SONIA 1 lasted 4 weeks and was made up of 5 patient groups of 40 patients who took nitisinone at varying doses, starting at 0Mg to 8mg. In January 2013, recruitment opened for AKU patients to travel to one of the 2 trial sites in Piestany, Slovakia or Liverpool in the UK. The AKU Society also held a webinar to explain the trial and to encourage patients to come forward.
The first group of patients travelled to Liverpool in May 2013 and the last travelled to Slovakia in November 2015. Ultimately, SONIA 1 led to an understanding that nitisinone does indeed lower the levels of HGA in the body and that this is dependent on a higher dose of the drug. Leading us to understand that 10 Mg is the most appropriate dose, which is now being used in SONIA2.

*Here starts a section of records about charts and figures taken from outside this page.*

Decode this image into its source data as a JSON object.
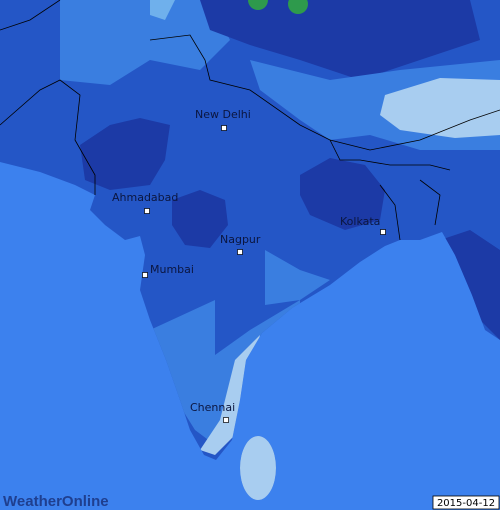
{
  "cities": [
    {
      "name": "New Delhi"
    },
    {
      "name": "Ahmadabad"
    },
    {
      "name": "Nagpur"
    },
    {
      "name": "Kolkata"
    },
    {
      "name": "Mumbai"
    },
    {
      "name": "Chennai"
    }
  ],
  "brand": "WeatherOnline",
  "date": "2015-04-12"
}
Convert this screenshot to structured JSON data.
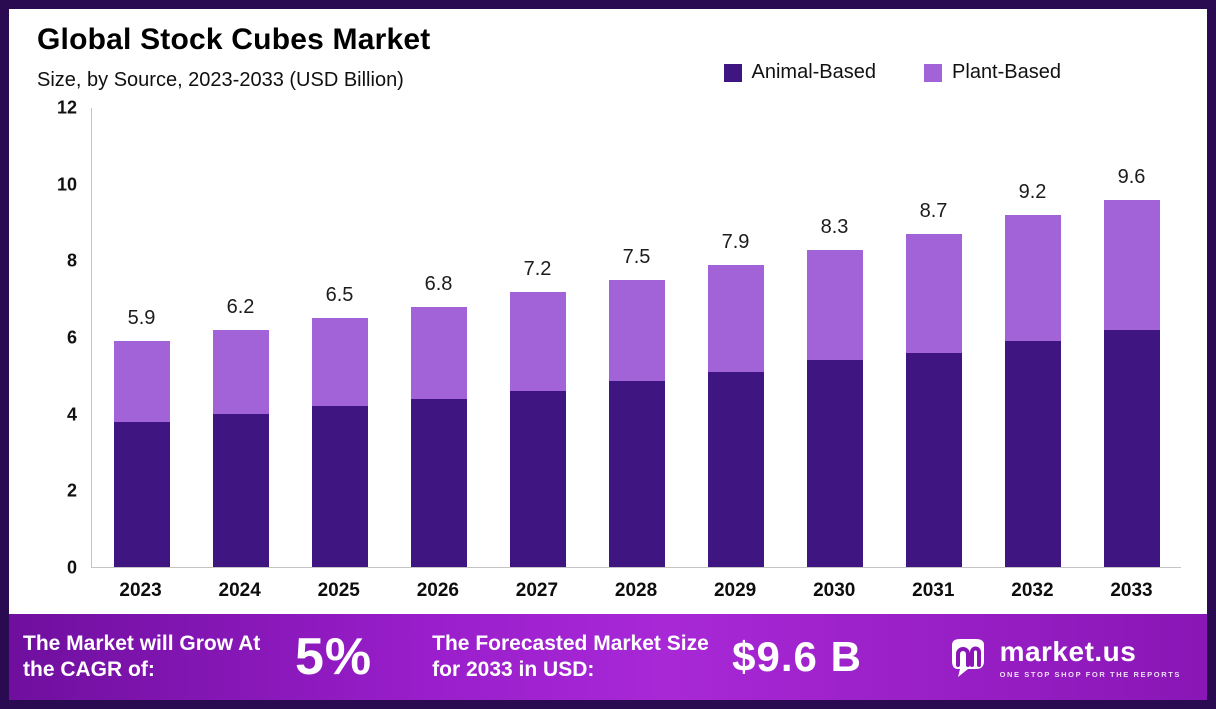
{
  "title": "Global Stock Cubes Market",
  "subtitle": "Size, by Source, 2023-2033 (USD Billion)",
  "legend": [
    {
      "label": "Animal-Based",
      "color": "#3f1582"
    },
    {
      "label": "Plant-Based",
      "color": "#a263d8"
    }
  ],
  "chart_data": {
    "type": "bar",
    "stacked": true,
    "title": "Global Stock Cubes Market Size, by Source, 2023-2033 (USD Billion)",
    "categories": [
      "2023",
      "2024",
      "2025",
      "2026",
      "2027",
      "2028",
      "2029",
      "2030",
      "2031",
      "2032",
      "2033"
    ],
    "series": [
      {
        "name": "Animal-Based",
        "color": "#3f1582",
        "values": [
          3.8,
          4.0,
          4.2,
          4.4,
          4.6,
          4.85,
          5.1,
          5.4,
          5.6,
          5.9,
          6.2
        ]
      },
      {
        "name": "Plant-Based",
        "color": "#a263d8",
        "values": [
          2.1,
          2.2,
          2.3,
          2.4,
          2.6,
          2.65,
          2.8,
          2.9,
          3.1,
          3.3,
          3.4
        ]
      }
    ],
    "totals": [
      5.9,
      6.2,
      6.5,
      6.8,
      7.2,
      7.5,
      7.9,
      8.3,
      8.7,
      9.2,
      9.6
    ],
    "xlabel": "",
    "ylabel": "",
    "ylim": [
      0,
      12
    ],
    "yticks": [
      0,
      2,
      4,
      6,
      8,
      10,
      12
    ],
    "grid": false,
    "legend_position": "top-right"
  },
  "footer": {
    "cagr_label": "The Market will Grow At the CAGR of:",
    "cagr_value": "5%",
    "forecast_label": "The Forecasted Market Size for 2033 in USD:",
    "forecast_value": "$9.6 B",
    "brand": "market.us",
    "brand_tagline": "ONE STOP SHOP FOR THE REPORTS",
    "logo_icon": "marketus-logo-icon"
  }
}
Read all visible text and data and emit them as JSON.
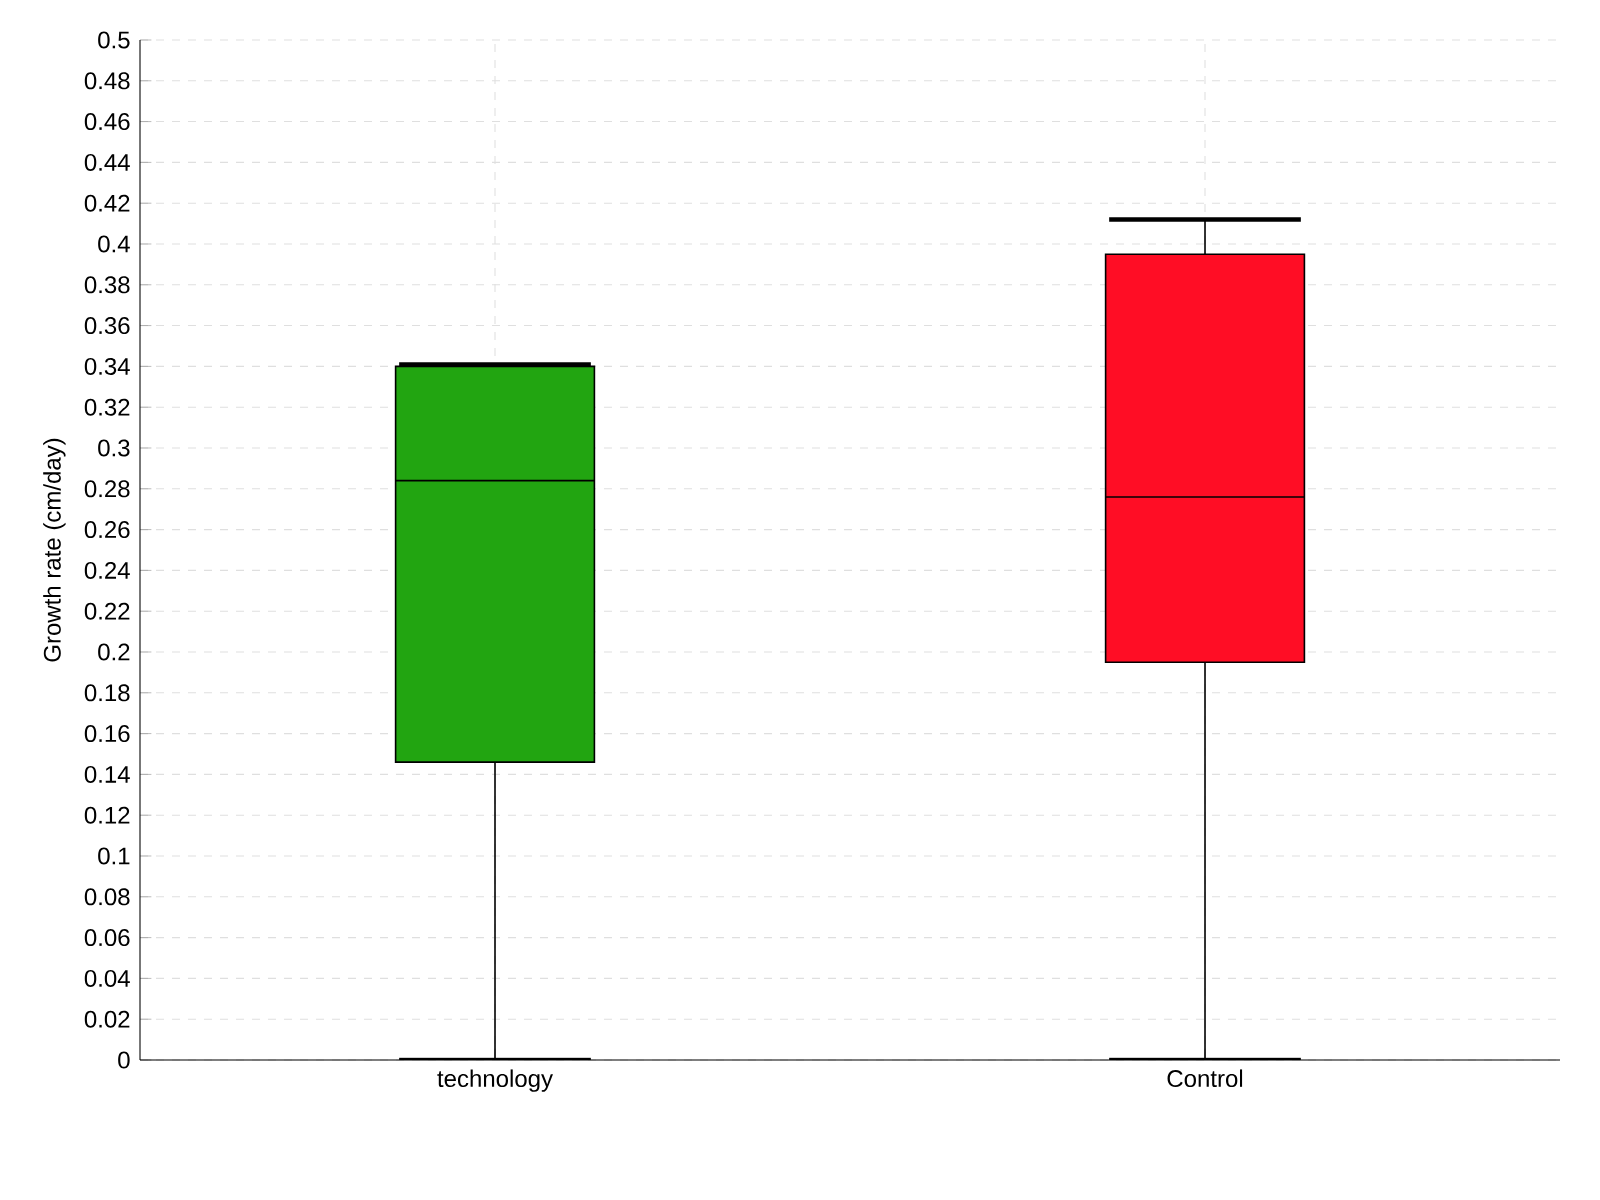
{
  "chart_data": {
    "type": "box",
    "ylabel": "Growth rate (cm/day)",
    "categories": [
      "technology",
      "Control"
    ],
    "colors": [
      "#22a511",
      "#ff0d25"
    ],
    "boxes": [
      {
        "low": 0,
        "q1": 0.146,
        "median": 0.284,
        "q3": 0.34,
        "high": 0.341
      },
      {
        "low": 0,
        "q1": 0.195,
        "median": 0.276,
        "q3": 0.395,
        "high": 0.412
      }
    ],
    "ylim": [
      0,
      0.5
    ],
    "yticks": [
      0,
      0.02,
      0.04,
      0.06,
      0.08,
      0.1,
      0.12,
      0.14,
      0.16,
      0.18,
      0.2,
      0.22,
      0.24,
      0.26,
      0.28,
      0.3,
      0.32,
      0.34,
      0.36,
      0.38,
      0.4,
      0.42,
      0.44,
      0.46,
      0.48,
      0.5
    ],
    "grid": true
  }
}
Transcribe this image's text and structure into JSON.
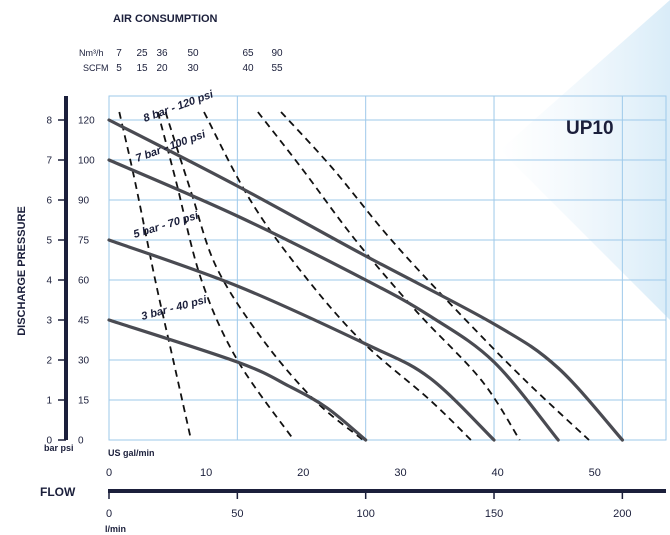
{
  "chart_data": {
    "type": "line",
    "model": "UP10",
    "title": "AIR CONSUMPTION",
    "ylabel": "DISCHARGE PRESSURE",
    "xlabel": "FLOW",
    "y_units": "bar psi",
    "x_top_units": "US gal/min",
    "x_bottom_units": "l/min",
    "xlim_lmin": [
      0,
      217
    ],
    "ylim_bar": [
      0,
      8.6
    ],
    "grid": true,
    "air_units": [
      {
        "name": "Nm³/h",
        "ticks": [
          "7",
          "25",
          "36",
          "50",
          "65",
          "90"
        ]
      },
      {
        "name": "SCFM",
        "ticks": [
          "5",
          "15",
          "20",
          "30",
          "40",
          "55"
        ]
      }
    ],
    "y_ticks_bar": [
      0,
      1,
      2,
      3,
      4,
      5,
      6,
      7,
      8
    ],
    "y_ticks_psi": [
      0,
      15,
      30,
      45,
      60,
      75,
      90,
      100,
      120
    ],
    "x_ticks_gpm": [
      0,
      10,
      20,
      30,
      40,
      50
    ],
    "x_ticks_lmin": [
      0,
      50,
      100,
      150,
      200
    ],
    "series": [
      {
        "name": "8 bar - 120 psi",
        "points": [
          [
            0,
            8.0
          ],
          [
            50,
            6.35
          ],
          [
            100,
            4.6
          ],
          [
            150,
            2.9
          ],
          [
            175,
            1.8
          ],
          [
            200,
            0
          ]
        ]
      },
      {
        "name": "7 bar - 100 psi",
        "points": [
          [
            0,
            7.0
          ],
          [
            50,
            5.6
          ],
          [
            100,
            4.0
          ],
          [
            125,
            3.1
          ],
          [
            150,
            1.95
          ],
          [
            175,
            0
          ]
        ]
      },
      {
        "name": "5 bar - 70 psi",
        "points": [
          [
            0,
            5.0
          ],
          [
            50,
            3.85
          ],
          [
            100,
            2.4
          ],
          [
            125,
            1.55
          ],
          [
            150,
            0
          ]
        ]
      },
      {
        "name": "3 bar - 40 psi",
        "points": [
          [
            0,
            3.0
          ],
          [
            50,
            1.95
          ],
          [
            70,
            1.35
          ],
          [
            85,
            0.8
          ],
          [
            100,
            0
          ]
        ]
      }
    ],
    "air_curves": [
      {
        "name": "7",
        "points": [
          [
            4,
            8.2
          ],
          [
            10,
            6.5
          ],
          [
            18,
            4.0
          ],
          [
            25,
            2.0
          ],
          [
            32,
            0
          ]
        ]
      },
      {
        "name": "25",
        "points": [
          [
            19,
            8.2
          ],
          [
            26,
            6.5
          ],
          [
            36,
            4.0
          ],
          [
            50,
            2.0
          ],
          [
            72,
            0
          ]
        ]
      },
      {
        "name": "36",
        "points": [
          [
            22,
            8.2
          ],
          [
            32,
            6.2
          ],
          [
            42,
            4.3
          ],
          [
            60,
            2.5
          ],
          [
            80,
            1.0
          ],
          [
            99,
            0
          ]
        ]
      },
      {
        "name": "50",
        "points": [
          [
            37,
            8.2
          ],
          [
            55,
            6.0
          ],
          [
            75,
            4.2
          ],
          [
            98,
            2.5
          ],
          [
            125,
            1.0
          ],
          [
            141,
            0
          ]
        ]
      },
      {
        "name": "65",
        "points": [
          [
            58,
            8.2
          ],
          [
            75,
            6.8
          ],
          [
            96,
            5.0
          ],
          [
            120,
            3.2
          ],
          [
            145,
            1.5
          ],
          [
            160,
            0
          ]
        ]
      },
      {
        "name": "90",
        "points": [
          [
            67,
            8.2
          ],
          [
            87,
            6.8
          ],
          [
            110,
            5.0
          ],
          [
            136,
            3.2
          ],
          [
            162,
            1.5
          ],
          [
            187,
            0
          ]
        ]
      }
    ]
  }
}
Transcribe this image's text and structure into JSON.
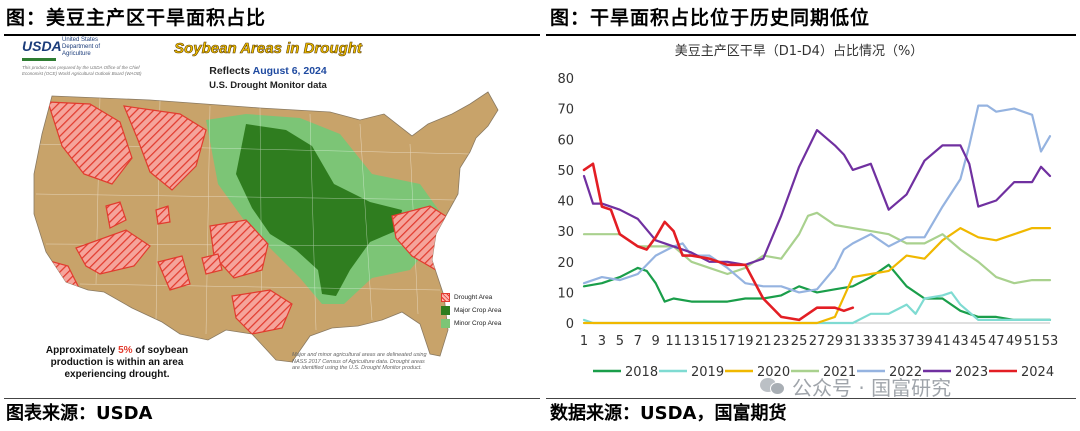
{
  "left_panel": {
    "title": "图：美豆主产区干旱面积占比",
    "source": "图表来源：USDA",
    "map": {
      "logo_text": "USDA",
      "dept_text": "United States Department of Agriculture",
      "prepared_note": "This product was prepared by the USDA Office of the Chief Economist (OCE) World Agricultural Outlook Board (WAOB)",
      "title": "Soybean Areas in Drought",
      "reflects_label": "Reflects",
      "reflects_date": "August 6, 2024",
      "subtitle": "U.S. Drought Monitor data",
      "legend": [
        {
          "label": "Drought Area",
          "color": "#e23b2e"
        },
        {
          "label": "Major Crop Area",
          "color": "#2f7d1f"
        },
        {
          "label": "Minor Crop Area",
          "color": "#7cc576"
        }
      ],
      "callout_before": "Approximately ",
      "callout_pct": "5%",
      "callout_after": " of soybean production is within an area experiencing drought.",
      "footnote": "Major and minor agricultural areas are delineated using NASS 2017 Census of Agriculture data. Drought areas are identified using the U.S. Drought Monitor product.",
      "colors": {
        "land": "#c8a36a",
        "water": "#9fd3e6",
        "drought": "#e23b2e",
        "major": "#2f7d1f",
        "minor": "#7cc576"
      }
    }
  },
  "right_panel": {
    "title": "图：干旱面积占比位于历史同期低位",
    "source": "数据来源：USDA，国富期货",
    "watermark": "公众号 · 国富研究"
  },
  "chart_data": {
    "type": "line",
    "title": "美豆主产区干旱（D1-D4）占比情况（%）",
    "xlabel": "",
    "ylabel": "",
    "xlim": [
      1,
      53
    ],
    "ylim": [
      0,
      80
    ],
    "yticks": [
      0,
      10,
      20,
      30,
      40,
      50,
      60,
      70,
      80
    ],
    "xticks": [
      1,
      3,
      5,
      7,
      9,
      11,
      13,
      15,
      17,
      19,
      21,
      23,
      25,
      27,
      29,
      31,
      33,
      35,
      37,
      39,
      41,
      43,
      45,
      47,
      49,
      51,
      53
    ],
    "grid": false,
    "legend_position": "bottom",
    "series": [
      {
        "name": "2018",
        "color": "#1a9e4a",
        "points": [
          [
            1,
            12
          ],
          [
            3,
            13
          ],
          [
            5,
            15
          ],
          [
            7,
            18
          ],
          [
            8,
            17
          ],
          [
            9,
            13
          ],
          [
            10,
            7
          ],
          [
            11,
            8
          ],
          [
            13,
            7
          ],
          [
            15,
            7
          ],
          [
            17,
            7
          ],
          [
            19,
            8
          ],
          [
            21,
            8
          ],
          [
            23,
            9
          ],
          [
            25,
            12
          ],
          [
            27,
            10
          ],
          [
            29,
            11
          ],
          [
            31,
            12
          ],
          [
            33,
            15
          ],
          [
            35,
            19
          ],
          [
            37,
            12
          ],
          [
            39,
            8
          ],
          [
            41,
            8
          ],
          [
            43,
            4
          ],
          [
            45,
            2
          ],
          [
            47,
            2
          ],
          [
            49,
            1
          ],
          [
            51,
            1
          ],
          [
            53,
            1
          ]
        ]
      },
      {
        "name": "2019",
        "color": "#7fdbd2",
        "points": [
          [
            1,
            1
          ],
          [
            2,
            0
          ],
          [
            3,
            0
          ],
          [
            5,
            0
          ],
          [
            7,
            0
          ],
          [
            9,
            0
          ],
          [
            11,
            0
          ],
          [
            13,
            0
          ],
          [
            15,
            0
          ],
          [
            17,
            0
          ],
          [
            19,
            0
          ],
          [
            21,
            0
          ],
          [
            23,
            0
          ],
          [
            25,
            0
          ],
          [
            27,
            0
          ],
          [
            29,
            0
          ],
          [
            31,
            0
          ],
          [
            33,
            3
          ],
          [
            35,
            3
          ],
          [
            37,
            6
          ],
          [
            38,
            3
          ],
          [
            39,
            8
          ],
          [
            41,
            9
          ],
          [
            42,
            10
          ],
          [
            43,
            6
          ],
          [
            45,
            1
          ],
          [
            47,
            1
          ],
          [
            49,
            1
          ],
          [
            51,
            1
          ],
          [
            53,
            1
          ]
        ]
      },
      {
        "name": "2020",
        "color": "#f0b800",
        "points": [
          [
            1,
            0
          ],
          [
            3,
            0
          ],
          [
            5,
            0
          ],
          [
            7,
            0
          ],
          [
            9,
            0
          ],
          [
            11,
            0
          ],
          [
            13,
            0
          ],
          [
            15,
            0
          ],
          [
            17,
            0
          ],
          [
            19,
            0
          ],
          [
            21,
            0
          ],
          [
            23,
            0
          ],
          [
            25,
            0
          ],
          [
            27,
            0
          ],
          [
            29,
            2
          ],
          [
            31,
            15
          ],
          [
            33,
            16
          ],
          [
            35,
            17
          ],
          [
            37,
            22
          ],
          [
            39,
            21
          ],
          [
            41,
            27
          ],
          [
            43,
            31
          ],
          [
            45,
            28
          ],
          [
            47,
            27
          ],
          [
            49,
            29
          ],
          [
            51,
            31
          ],
          [
            53,
            31
          ]
        ]
      },
      {
        "name": "2021",
        "color": "#a9d18e",
        "points": [
          [
            1,
            29
          ],
          [
            3,
            29
          ],
          [
            5,
            29
          ],
          [
            7,
            25
          ],
          [
            9,
            25
          ],
          [
            11,
            25
          ],
          [
            13,
            20
          ],
          [
            15,
            18
          ],
          [
            17,
            16
          ],
          [
            19,
            18
          ],
          [
            21,
            22
          ],
          [
            23,
            21
          ],
          [
            25,
            29
          ],
          [
            26,
            35
          ],
          [
            27,
            36
          ],
          [
            29,
            32
          ],
          [
            31,
            31
          ],
          [
            33,
            30
          ],
          [
            35,
            29
          ],
          [
            37,
            26
          ],
          [
            39,
            26
          ],
          [
            41,
            29
          ],
          [
            43,
            24
          ],
          [
            45,
            20
          ],
          [
            47,
            15
          ],
          [
            49,
            13
          ],
          [
            51,
            14
          ],
          [
            53,
            14
          ]
        ]
      },
      {
        "name": "2022",
        "color": "#95b3e0",
        "points": [
          [
            1,
            13
          ],
          [
            3,
            15
          ],
          [
            5,
            14
          ],
          [
            7,
            16
          ],
          [
            9,
            22
          ],
          [
            11,
            25
          ],
          [
            12,
            26
          ],
          [
            13,
            22
          ],
          [
            15,
            22
          ],
          [
            17,
            18
          ],
          [
            19,
            13
          ],
          [
            21,
            12
          ],
          [
            23,
            12
          ],
          [
            25,
            10
          ],
          [
            27,
            11
          ],
          [
            29,
            18
          ],
          [
            30,
            24
          ],
          [
            31,
            26
          ],
          [
            33,
            29
          ],
          [
            35,
            25
          ],
          [
            37,
            28
          ],
          [
            38,
            28
          ],
          [
            39,
            28
          ],
          [
            41,
            38
          ],
          [
            43,
            47
          ],
          [
            44,
            58
          ],
          [
            45,
            71
          ],
          [
            46,
            71
          ],
          [
            47,
            69
          ],
          [
            49,
            70
          ],
          [
            51,
            68
          ],
          [
            52,
            56
          ],
          [
            53,
            61
          ]
        ]
      },
      {
        "name": "2023",
        "color": "#7030a0",
        "points": [
          [
            1,
            48
          ],
          [
            2,
            39
          ],
          [
            3,
            39
          ],
          [
            5,
            37
          ],
          [
            7,
            34
          ],
          [
            9,
            27
          ],
          [
            11,
            25
          ],
          [
            13,
            23
          ],
          [
            15,
            20
          ],
          [
            17,
            20
          ],
          [
            19,
            19
          ],
          [
            21,
            21
          ],
          [
            23,
            35
          ],
          [
            25,
            51
          ],
          [
            27,
            63
          ],
          [
            29,
            58
          ],
          [
            30,
            55
          ],
          [
            31,
            50
          ],
          [
            33,
            52
          ],
          [
            35,
            37
          ],
          [
            37,
            42
          ],
          [
            39,
            53
          ],
          [
            41,
            58
          ],
          [
            43,
            58
          ],
          [
            44,
            52
          ],
          [
            45,
            38
          ],
          [
            47,
            40
          ],
          [
            49,
            46
          ],
          [
            51,
            46
          ],
          [
            52,
            51
          ],
          [
            53,
            48
          ]
        ]
      },
      {
        "name": "2024",
        "color": "#e31e24",
        "points": [
          [
            1,
            50
          ],
          [
            2,
            52
          ],
          [
            3,
            38
          ],
          [
            4,
            37
          ],
          [
            5,
            29
          ],
          [
            7,
            25
          ],
          [
            8,
            24
          ],
          [
            9,
            28
          ],
          [
            10,
            33
          ],
          [
            11,
            30
          ],
          [
            12,
            22
          ],
          [
            13,
            22
          ],
          [
            15,
            21
          ],
          [
            17,
            19
          ],
          [
            19,
            19
          ],
          [
            21,
            8
          ],
          [
            23,
            2
          ],
          [
            25,
            1
          ],
          [
            27,
            5
          ],
          [
            29,
            5
          ],
          [
            30,
            4
          ],
          [
            31,
            5
          ]
        ]
      }
    ]
  }
}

After the SONIA 1 findings were analysed and released in February 2014, the consortium turned its attention to the ongoing SONIA 2 study.
SONIA 2 is designed to see if nitisinone slows down the damage to the body in AKU by reducing the levels of HGA, and to show that nitisinone is safe for use in AKU patients. In SONIA 2, we recruited 138 AKU Patients. These patients were then split up evenly between 69 patients who receive 10 mg of nitisinone daily, and 69 patients who do not. This ‘no treatment arm’ is crucial as it will be used to show what happens to a patient with AKU over the same time as those who are taking the drug.
SONIA 2 is split between 3 clinical sites, in Piestany, Slovakia, Liverpool in the UK and Paris, France and will involve 6 visits to one of these sites. The trial is ongoing and is currently seeing patients for their 4thvisit.
The trial is expected to finish in 2019 with the findings released soon after. If successful, the data from SONIA 2 will be presented to the European Medical Association (EMA) and will be used to license nitisinone as a treatment for AKU globally.
SOFIA is not testing a drug but is being used to highlight at which age the symptoms of AKU begin. This will hopefully let us know at which age it is appropriate to begin treatment for AKU. The study aims to see 32 patients at Liverpool in the UK, from ages 16 to 50 + and has been ongoing since the start of SONIA 2. We are now at the end of the study and hope to see our last patient in December this year.
The AKU Society has played a pivotal part in the groundbreaking trials above, from recruiting patients and booking flights to being tasked with dissemination, promoting the work of the consortium all over the world and running the DevlopAKUre website.
Without the funding the AKU Society helped to gain, we would be in a very different position than we are today. It’s been over 100 years since AKU was first described, and we are now closer than ever before to an effective treatment.